A lack of support for older people after they have been in hospital leaves them vulnerable to readmission, new research has found.
Almost 150,000 people had no support once they returned home and for those who did get some kind of help, a fifth did not receive essential continuing support.
The research, released by charity Royal Voluntary Service, formerly WRVS, warned that older people can be especially vulnerable and frail following a stint in hospital and it is particularly important that they are supported to manage health conditions and stay independent to prevent readmission.
The charity said that just 15 per cent of those aged over 75 are readmitted to hospital within 28 days of discharge, puttingstretched accident and emergency services under more pressure.
The study, carried out by research company PCP on behalf of the charity, found that 23 per cent of older people in Britain discharged after an overnight stay said they felt very vulnerable when they came home, and 8 per cent did not feel able to look after themselves.
But the charity said that with the right, and often very simple and inexpensive, support, readmissions could be dramatically reduced.
Since the establishment of the Royal Voluntary Service Hospital 2 Home scheme in Leicestershire last year, more than 600 older people have been referred, with very low readmission rates to hospital among those who used the scheme (7.5 per cent within 60 days).
Comparatively, the research found that just one in five older people received support through social services or the hospital.
In the absence of a formalised discharge care plan, the vast majority of respondents, over 90 per cent, received help from a family member or friend.
But previous research from the Royal Voluntary Service found that changes in family structures and circumstances, such as divorce and relocation, raised concerns about the availability of family support for older people.
The same study found that 15 per cent of respondents aged 85 and older lived more than 40 miles away from their children.
Royal Voluntary Service chief executive David McCullough said: “Leaving hospital and returning home can be a stressful and worrying time for older people, who may be particularly frail.
“It is vital that they have continuing and coordinated support at this key time. As well as appropriate medical and social care, support offered by volunteers, such as those that provide our Home from Hospital service, plays a vital role in helping older people settle back at home and can prevent unnecessary readmission back into hospital.

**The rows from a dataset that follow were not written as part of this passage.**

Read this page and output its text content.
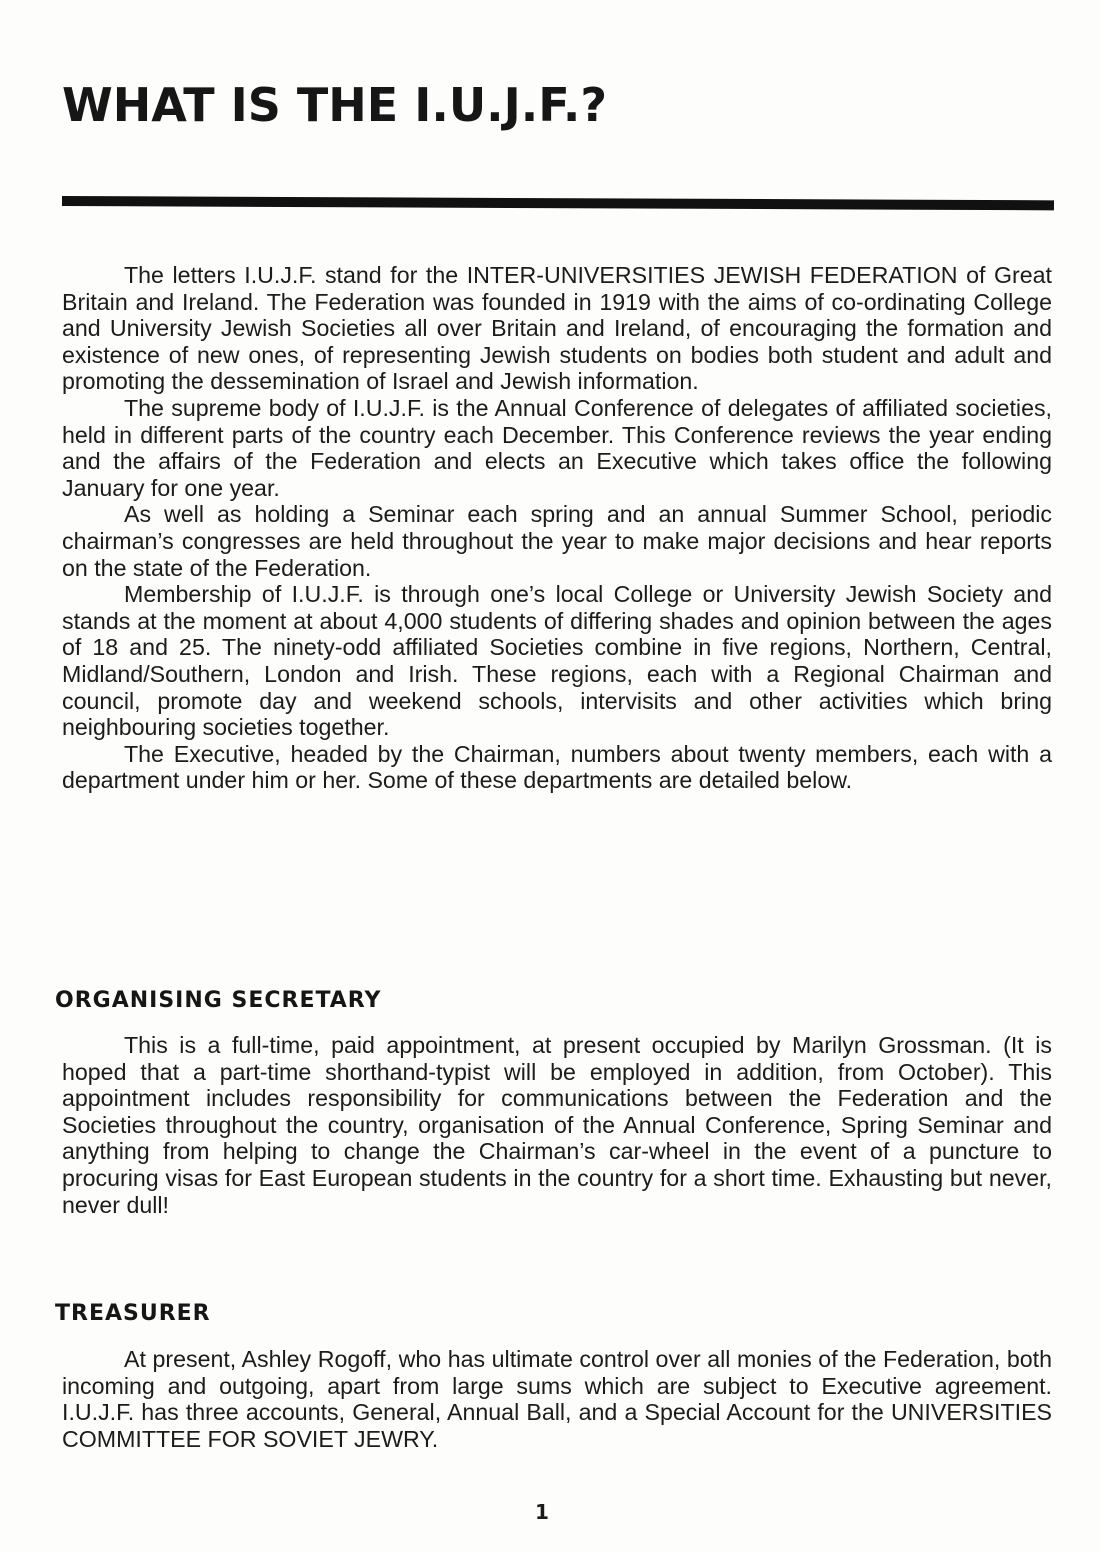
WHAT IS THE I.U.J.F.?

The letters I.U.J.F. stand for the INTER-UNIVERSITIES JEWISH FEDERATION of Great Britain and Ireland. The Federation was founded in 1919 with the aims of co-ordinating College and University Jewish Societies all over Britain and Ireland, of encouraging the formation and existence of new ones, of representing Jewish students on bodies both student and adult and promoting the dessemination of Israel and Jewish information.

The supreme body of I.U.J.F. is the Annual Conference of delegates of affiliated societies, held in different parts of the country each December. This Conference reviews the year ending and the affairs of the Federation and elects an Executive which takes office the following January for one year.

As well as holding a Seminar each spring and an annual Summer School, periodic chairman’s congresses are held throughout the year to make major decisions and hear reports on the state of the Federation.

Membership of I.U.J.F. is through one’s local College or University Jewish Society and stands at the moment at about 4,000 students of differing shades and opinion between the ages of 18 and 25. The ninety-odd affiliated Societies combine in five regions, Northern, Central, Midland/Southern, London and Irish. These regions, each with a Regional Chairman and council, promote day and weekend schools, intervisits and other activities which bring neighbouring societies together.

The Executive, headed by the Chairman, numbers about twenty members, each with a department under him or her. Some of these departments are detailed below.

ORGANISING SECRETARY

This is a full-time, paid appointment, at present occupied by Marilyn Grossman. (It is hoped that a part-time shorthand-typist will be employed in addition, from October). This appointment includes responsibility for communications between the Federation and the Societies throughout the country, organisation of the Annual Conference, Spring Seminar and anything from helping to change the Chairman’s car-wheel in the event of a puncture to procuring visas for East European students in the country for a short time. Exhausting but never, never dull!

TREASURER

At present, Ashley Rogoff, who has ultimate control over all monies of the Federation, both incoming and outgoing, apart from large sums which are subject to Executive agreement. I.U.J.F. has three accounts, General, Annual Ball, and a Special Account for the UNIVERSITIES COMMITTEE FOR SOVIET JEWRY.

1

“We know that these services are not only good for older people’s quality of life, but they also provide wider economic benefits to health and social care services and the community.”
More than two-thirds of people admitted to hospital are over 65 years old, research revealed, and readmissions within 30 days carry a cost to the NHS of £2.2bn per year.
Royal Voluntary Service said it is calling on hospital trusts to work with the charity and similar organisations to make the transition from home to hospital easier through schemes such as Home from Hospital.
These hospital schemes support people over the age of 55 over a period of six weeks after a stay in hospital by helping with nutrition, transport and integration back into the community.
The service enables prompt hospital discharge, as well as reducing isolation and increasing independence and overall wellbeing in older people on their return home.
Overall, the charity supports more than 100,000 older people each month to stay independent in their own homes for longer with tailor-made solutions.
Through 40,000 volunteers, the charity runs services such as Good Neighbours (companionship), Meals-on-Wheels and Books-on-Wheels, that alleviate loneliness and help older people. Royal Voluntary Service also provides practical support for older people who have been in hospital through its On Ward Befriending and Home from Hospital services.
A Department of Health spokesman said: “Uncoordinated care can leave too many older people needlessly entering the revolving door of their local A&E again and again. That is why we have changed the GP contract to prioritise coordination of care for elderly patients discharged from A&E, and the number of people admitted to hospital as an emergency from care homes is checked to avoid unnecessary call-outs in future.
“We want to make joined up care the norm across the country. Local health and care services must work together to make sure plans are in place for vulnerable older people leaving hospital, that they have time to get better and not end up in A&E.
“That is why we are investing £3.8bn into integrated health and care services in 2015-16, and last month announced details of 14 pioneer projects that are working to provide better support and earlier treatment at home to prevent people needing emergency care in hospital or care homes.”